As far as the physical health of my foot, so far, so good. My ankle is now loose and freely moving around. The discoloration and black and blue’s are almost gone. My swelling is minimal, but so is my walking. I have chosen to be a right wing conservative with this thing. I am not overdoing it, not pushing it, but instead allowing it to heal properly. I didn’t go through this to mess it up now, just because I am tired of not being able to do much walking (not that I am not BORED OUT OF MY EVER LOVING MIND, OR DYING TO COOK A DESCENT MEAL WITH A VEGETABLE OTHER THAN POTATO CHIPS IN IT).

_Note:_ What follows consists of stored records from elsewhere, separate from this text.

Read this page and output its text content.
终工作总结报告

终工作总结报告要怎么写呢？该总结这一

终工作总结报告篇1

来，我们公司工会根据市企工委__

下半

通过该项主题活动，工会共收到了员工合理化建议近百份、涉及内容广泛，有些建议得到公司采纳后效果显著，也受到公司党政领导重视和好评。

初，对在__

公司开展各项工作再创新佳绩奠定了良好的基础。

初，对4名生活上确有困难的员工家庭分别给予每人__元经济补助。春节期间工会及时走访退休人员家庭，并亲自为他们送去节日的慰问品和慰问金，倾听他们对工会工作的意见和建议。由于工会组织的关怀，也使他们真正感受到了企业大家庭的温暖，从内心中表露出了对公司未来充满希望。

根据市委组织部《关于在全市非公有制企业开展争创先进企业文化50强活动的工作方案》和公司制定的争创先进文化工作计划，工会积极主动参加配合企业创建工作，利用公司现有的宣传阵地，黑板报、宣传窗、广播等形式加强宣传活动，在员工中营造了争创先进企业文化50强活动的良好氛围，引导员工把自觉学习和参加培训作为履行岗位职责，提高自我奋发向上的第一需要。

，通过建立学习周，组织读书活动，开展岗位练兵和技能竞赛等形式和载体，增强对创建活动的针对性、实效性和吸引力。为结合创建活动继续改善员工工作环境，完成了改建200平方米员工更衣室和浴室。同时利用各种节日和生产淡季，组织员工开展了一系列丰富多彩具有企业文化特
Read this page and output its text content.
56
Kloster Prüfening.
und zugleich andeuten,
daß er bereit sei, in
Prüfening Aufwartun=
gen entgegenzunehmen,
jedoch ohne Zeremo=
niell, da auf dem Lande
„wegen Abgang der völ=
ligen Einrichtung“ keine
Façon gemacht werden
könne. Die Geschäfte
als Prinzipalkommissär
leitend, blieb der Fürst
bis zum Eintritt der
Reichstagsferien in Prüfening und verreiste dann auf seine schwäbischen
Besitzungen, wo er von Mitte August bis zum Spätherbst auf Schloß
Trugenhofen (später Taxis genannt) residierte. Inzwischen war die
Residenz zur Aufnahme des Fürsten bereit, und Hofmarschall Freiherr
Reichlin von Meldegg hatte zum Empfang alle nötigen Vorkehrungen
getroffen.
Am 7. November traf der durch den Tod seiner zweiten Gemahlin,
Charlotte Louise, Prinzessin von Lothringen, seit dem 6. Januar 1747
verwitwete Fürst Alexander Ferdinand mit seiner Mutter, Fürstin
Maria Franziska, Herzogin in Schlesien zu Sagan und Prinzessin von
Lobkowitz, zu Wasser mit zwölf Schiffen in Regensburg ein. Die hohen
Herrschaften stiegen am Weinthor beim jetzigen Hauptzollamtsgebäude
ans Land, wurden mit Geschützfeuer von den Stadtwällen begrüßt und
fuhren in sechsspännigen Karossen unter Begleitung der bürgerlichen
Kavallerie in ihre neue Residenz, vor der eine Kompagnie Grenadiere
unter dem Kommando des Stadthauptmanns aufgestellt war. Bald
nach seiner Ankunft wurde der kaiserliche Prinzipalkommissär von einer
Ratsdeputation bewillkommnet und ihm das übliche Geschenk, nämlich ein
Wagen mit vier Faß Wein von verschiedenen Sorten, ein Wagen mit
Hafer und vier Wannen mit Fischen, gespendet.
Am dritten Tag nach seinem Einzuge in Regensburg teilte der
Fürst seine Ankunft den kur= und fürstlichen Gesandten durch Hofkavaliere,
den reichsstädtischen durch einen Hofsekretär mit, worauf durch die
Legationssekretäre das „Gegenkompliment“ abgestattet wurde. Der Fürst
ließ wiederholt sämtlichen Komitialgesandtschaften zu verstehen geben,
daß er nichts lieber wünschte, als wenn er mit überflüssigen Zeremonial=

But let’s face it, what’s a few months, when it comes to something that’s practically gobbled up your soul for the last 10 years.
Next week, the boot is history, and physical therapy begins. This is when I’ll find out if I’m going to be a couch potato for the rest of my life, or an active member of society. I’m hoping it’s the latter, but we’ll see. Either way, I had the surgery, I was able to make a choice and able to learn a thing or two about being present, and not projecting. Who would have thought that miserable bump had anything to teach me?